L'auteur a interrogé des personnes ayant différents niveaux de revenus, et ceux disposant d'un revenu plus élevé ont déclarés être plus souvent heureux. Il y a corrélation, c'est indubitable. En même temps, passé un certain niveau de revenu, il semble que les personnes interrogées cessent d'être de plus en plus heureuses.
Ce qui me gêne, c'est justement la suite : "les auteurs en concluent qu'il existe une limite à la capacité qu'à l'argent de contribuer au bonheur". Ils considèrent donc qu'il y a un lien de causalité entre l'argent et le bonheur, or je n'ai rien vu dans l'article qui permette de l'affirmer.
Poussons le raisonnement : on peut logiquement supposer que plus les gens gagnent d'argent, plus ils ont les moyens de se soigner, c'est particulièrement vrai si l'étude a été faite aux Etats-Unis. Ne peut on alors en conclure que "plus les gens sont en bonne santé, plus ils sont heureux" ? Passé un certain niveau de revenu, l'individu peut se maintenir en parfaite santé, et gagner plus n'améliorera pas une santé déjà excellente, ainsi, il ne se sentira pas plus heureux.

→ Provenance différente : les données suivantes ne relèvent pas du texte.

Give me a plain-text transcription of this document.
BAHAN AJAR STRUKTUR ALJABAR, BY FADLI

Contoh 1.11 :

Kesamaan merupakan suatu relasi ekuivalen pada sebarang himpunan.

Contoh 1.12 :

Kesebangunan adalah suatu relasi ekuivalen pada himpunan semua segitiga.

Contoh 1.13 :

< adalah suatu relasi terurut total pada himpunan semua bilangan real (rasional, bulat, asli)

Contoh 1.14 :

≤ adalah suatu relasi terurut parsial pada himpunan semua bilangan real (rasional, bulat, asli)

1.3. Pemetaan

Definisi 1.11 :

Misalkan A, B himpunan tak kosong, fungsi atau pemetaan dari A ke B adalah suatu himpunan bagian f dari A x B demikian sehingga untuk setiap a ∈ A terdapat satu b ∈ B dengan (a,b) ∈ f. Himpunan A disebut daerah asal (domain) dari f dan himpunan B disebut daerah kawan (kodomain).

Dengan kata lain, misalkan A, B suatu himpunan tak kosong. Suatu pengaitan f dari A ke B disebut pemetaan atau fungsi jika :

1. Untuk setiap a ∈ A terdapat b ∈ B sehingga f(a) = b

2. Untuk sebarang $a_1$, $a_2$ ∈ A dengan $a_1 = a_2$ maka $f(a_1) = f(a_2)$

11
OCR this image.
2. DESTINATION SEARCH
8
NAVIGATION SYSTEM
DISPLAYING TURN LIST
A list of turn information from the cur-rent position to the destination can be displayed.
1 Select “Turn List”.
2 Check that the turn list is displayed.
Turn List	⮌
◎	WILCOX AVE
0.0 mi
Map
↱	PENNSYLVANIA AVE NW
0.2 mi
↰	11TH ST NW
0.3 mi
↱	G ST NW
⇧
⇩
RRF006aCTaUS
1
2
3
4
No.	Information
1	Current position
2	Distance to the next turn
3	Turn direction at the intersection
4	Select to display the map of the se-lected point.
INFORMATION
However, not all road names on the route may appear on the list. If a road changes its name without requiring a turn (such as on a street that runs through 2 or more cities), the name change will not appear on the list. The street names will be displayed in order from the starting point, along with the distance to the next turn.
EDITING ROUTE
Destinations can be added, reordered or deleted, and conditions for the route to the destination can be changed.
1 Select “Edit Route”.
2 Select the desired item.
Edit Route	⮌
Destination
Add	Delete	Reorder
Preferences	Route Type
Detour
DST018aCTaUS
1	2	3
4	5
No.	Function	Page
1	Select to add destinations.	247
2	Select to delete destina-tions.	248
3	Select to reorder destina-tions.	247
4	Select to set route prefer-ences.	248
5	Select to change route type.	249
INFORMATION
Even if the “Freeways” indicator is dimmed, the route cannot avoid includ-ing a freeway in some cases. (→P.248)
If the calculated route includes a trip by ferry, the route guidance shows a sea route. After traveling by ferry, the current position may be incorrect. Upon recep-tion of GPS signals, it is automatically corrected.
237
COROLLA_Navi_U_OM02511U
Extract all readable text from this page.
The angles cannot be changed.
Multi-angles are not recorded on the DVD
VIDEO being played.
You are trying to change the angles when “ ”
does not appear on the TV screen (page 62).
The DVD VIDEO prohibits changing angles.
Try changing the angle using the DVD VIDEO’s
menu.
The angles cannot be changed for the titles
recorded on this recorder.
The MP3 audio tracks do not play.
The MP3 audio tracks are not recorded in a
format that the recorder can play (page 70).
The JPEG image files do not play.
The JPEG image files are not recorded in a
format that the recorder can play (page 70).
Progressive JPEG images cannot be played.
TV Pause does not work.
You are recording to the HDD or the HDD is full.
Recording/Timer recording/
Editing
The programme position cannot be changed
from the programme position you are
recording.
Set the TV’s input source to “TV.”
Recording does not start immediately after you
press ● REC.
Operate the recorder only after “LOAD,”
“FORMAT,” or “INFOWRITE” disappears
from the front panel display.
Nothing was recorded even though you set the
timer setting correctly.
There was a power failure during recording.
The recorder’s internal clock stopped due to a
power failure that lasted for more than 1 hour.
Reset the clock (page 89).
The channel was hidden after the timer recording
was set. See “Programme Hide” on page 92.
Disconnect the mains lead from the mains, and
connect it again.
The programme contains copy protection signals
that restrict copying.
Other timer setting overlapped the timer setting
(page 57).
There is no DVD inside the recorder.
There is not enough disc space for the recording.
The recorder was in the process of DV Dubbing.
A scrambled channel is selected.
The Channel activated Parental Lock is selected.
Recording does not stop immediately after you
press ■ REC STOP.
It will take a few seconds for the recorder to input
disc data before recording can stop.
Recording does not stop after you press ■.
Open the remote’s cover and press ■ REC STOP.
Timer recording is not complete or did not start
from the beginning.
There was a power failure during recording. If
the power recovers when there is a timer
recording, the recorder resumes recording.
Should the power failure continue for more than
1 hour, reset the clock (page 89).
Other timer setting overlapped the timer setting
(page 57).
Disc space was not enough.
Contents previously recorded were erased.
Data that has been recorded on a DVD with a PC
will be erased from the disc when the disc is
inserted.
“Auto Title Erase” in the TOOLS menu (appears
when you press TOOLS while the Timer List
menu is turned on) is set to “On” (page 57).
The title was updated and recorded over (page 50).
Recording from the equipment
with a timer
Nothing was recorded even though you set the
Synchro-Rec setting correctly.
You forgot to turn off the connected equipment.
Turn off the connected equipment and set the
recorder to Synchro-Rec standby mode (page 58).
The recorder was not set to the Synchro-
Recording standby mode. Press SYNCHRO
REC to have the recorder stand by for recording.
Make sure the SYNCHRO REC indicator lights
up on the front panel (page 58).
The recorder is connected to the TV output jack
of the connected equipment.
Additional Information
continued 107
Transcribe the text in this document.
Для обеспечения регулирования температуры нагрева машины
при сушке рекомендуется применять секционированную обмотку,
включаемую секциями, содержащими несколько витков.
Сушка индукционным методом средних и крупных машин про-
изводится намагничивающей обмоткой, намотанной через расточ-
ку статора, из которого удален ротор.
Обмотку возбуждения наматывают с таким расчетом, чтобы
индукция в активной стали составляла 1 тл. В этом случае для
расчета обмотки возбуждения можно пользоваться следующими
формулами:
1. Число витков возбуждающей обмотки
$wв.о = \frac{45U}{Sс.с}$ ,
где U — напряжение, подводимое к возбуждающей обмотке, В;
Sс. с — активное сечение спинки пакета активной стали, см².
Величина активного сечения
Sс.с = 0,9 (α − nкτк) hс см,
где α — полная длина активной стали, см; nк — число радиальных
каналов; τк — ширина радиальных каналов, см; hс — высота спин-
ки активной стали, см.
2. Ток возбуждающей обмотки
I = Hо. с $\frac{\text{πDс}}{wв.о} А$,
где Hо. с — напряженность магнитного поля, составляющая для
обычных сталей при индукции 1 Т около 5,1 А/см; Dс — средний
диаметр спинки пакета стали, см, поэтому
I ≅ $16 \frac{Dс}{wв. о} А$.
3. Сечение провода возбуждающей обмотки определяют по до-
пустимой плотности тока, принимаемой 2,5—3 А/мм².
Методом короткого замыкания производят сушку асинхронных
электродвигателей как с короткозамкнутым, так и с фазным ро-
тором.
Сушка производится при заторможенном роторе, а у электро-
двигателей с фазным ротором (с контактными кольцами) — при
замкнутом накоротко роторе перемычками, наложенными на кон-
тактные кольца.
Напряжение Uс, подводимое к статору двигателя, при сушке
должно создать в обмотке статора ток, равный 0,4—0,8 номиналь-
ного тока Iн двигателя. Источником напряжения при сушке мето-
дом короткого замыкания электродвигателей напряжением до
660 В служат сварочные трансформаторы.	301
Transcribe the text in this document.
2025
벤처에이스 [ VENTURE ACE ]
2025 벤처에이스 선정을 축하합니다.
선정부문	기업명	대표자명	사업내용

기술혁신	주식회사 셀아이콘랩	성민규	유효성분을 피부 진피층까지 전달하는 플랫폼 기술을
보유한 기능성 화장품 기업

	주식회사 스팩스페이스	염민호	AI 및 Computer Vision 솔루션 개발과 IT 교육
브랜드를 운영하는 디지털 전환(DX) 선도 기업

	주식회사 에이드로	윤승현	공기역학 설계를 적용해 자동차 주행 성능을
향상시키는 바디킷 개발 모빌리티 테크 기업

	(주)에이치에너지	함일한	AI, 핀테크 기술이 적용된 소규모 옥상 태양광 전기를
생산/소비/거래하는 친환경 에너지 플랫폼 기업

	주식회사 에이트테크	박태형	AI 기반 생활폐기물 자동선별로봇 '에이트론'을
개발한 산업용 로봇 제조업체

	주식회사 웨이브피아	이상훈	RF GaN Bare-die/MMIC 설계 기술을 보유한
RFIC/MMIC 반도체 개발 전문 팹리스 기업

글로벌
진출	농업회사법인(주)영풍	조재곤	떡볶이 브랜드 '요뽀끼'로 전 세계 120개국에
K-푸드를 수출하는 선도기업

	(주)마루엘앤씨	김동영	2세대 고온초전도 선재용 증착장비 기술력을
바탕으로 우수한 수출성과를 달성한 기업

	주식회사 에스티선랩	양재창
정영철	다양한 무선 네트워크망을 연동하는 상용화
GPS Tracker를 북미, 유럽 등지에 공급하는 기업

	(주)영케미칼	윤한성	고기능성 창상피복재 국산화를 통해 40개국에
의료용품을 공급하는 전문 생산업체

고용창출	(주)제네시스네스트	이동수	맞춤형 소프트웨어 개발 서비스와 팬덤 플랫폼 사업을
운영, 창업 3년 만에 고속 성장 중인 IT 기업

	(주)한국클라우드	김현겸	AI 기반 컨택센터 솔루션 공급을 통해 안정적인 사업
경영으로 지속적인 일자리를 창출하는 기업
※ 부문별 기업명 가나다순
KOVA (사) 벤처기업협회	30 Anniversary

Conclusion : c'est la santé qui permet d'être heureux, et pas l'argent.
On peut également construire la même chose avec les amis : plus on gagne d'argent, plus il est probable que l'on ait une vie sociale développée, riche (au sens intellectuel) et stimulante. En même temps, passé un certain niveau, comme il n'y a que 7 jours dans la semaine pour sortir et s'amuser, le niveau de bonheur induit par une vie sociale attrayante cesse de croitre.
Conclusion : c'est le nombre d'amis et une vie sociale stimulante qui rendent les gens plus heureux.
Etc... On doit pouvoir trouver bien d'autres éléments qui augmentent en même temps que l'argent, et qui pourraient tout aussi bien que la monnaie expliquer la croissance et le plafonnement du bonheur.
Si l'étude est vraiment scientifique, les auteurs ont du prendre en compte ces facteurs, c'est à dire que dans leur panel d'individus, ils ont du inclure des personnes riches en mauvaise santé, des personnes pauvres ayant une vie sociale intense mais une santé moyenne, des introvertis ne quittant pas leur maison, ne voyant jamais personne, mais disposant d'un compte en banque bien garni... mesurer tout cela et croiser les études, afin d'en arriver à la conclusion que seul l'argent est le facteur susceptible d'expliquer la croissance du bonheur. Si cela a été fait, alors oui, il y a un lien de causalité. Mais j'en doute fortement, et de toute façon, les facteurs liés à l'humain sont bien trop nombreux pour que l'on puisse tous les examiner et les éliminer un par un pour n'en retenir qu'un seul qui soit déterminant.
Ce qui me gêne, c'est le terme "scientifique". Pour que ce soit scientifique, il faudrait avoir éliminer tous les facteurs autres que l'argent, ce qui est impossible, un être humain ne se défini pas uniquement par son compte en banque, ou il faudrait que seul le revenu de chaque "cobaye" varie, toutes autres choses étant égales par ailleurs (c'est à dire, les individus testés ont des revenus différents, mais tous ont exactement le même âge, la même santé, vivent dans le même environnement, ont les mêmes loisirs...). Il est clair que cela aussi est impossible.
Pour faire beaucoup plus court : d'une corrélation, les auteurs établissent une causalité. Si ça n'est pas prouvé (il faudrait consulter toute l'étude, mais je ne vois pas comment cela pourrait l'être), le raisonnement est sans valeur. L'exemple que donnait PhilB est parlant : il y a plus de naissances en Alsace quand les cigognes reviennent : la corrélation est indiscutable, mais bien entendu, il n'y a pas pour autant le moindre lien de causalité, sauf à croire que ce sont les cigognes qui amènent les bébés.
Cependant, instinctivement, ça ne semble pas absurde de penser que le bonheur croit avec les revenus. Le penser : oui, le présenter comme une vérité scientifique résultant d'une étude : non.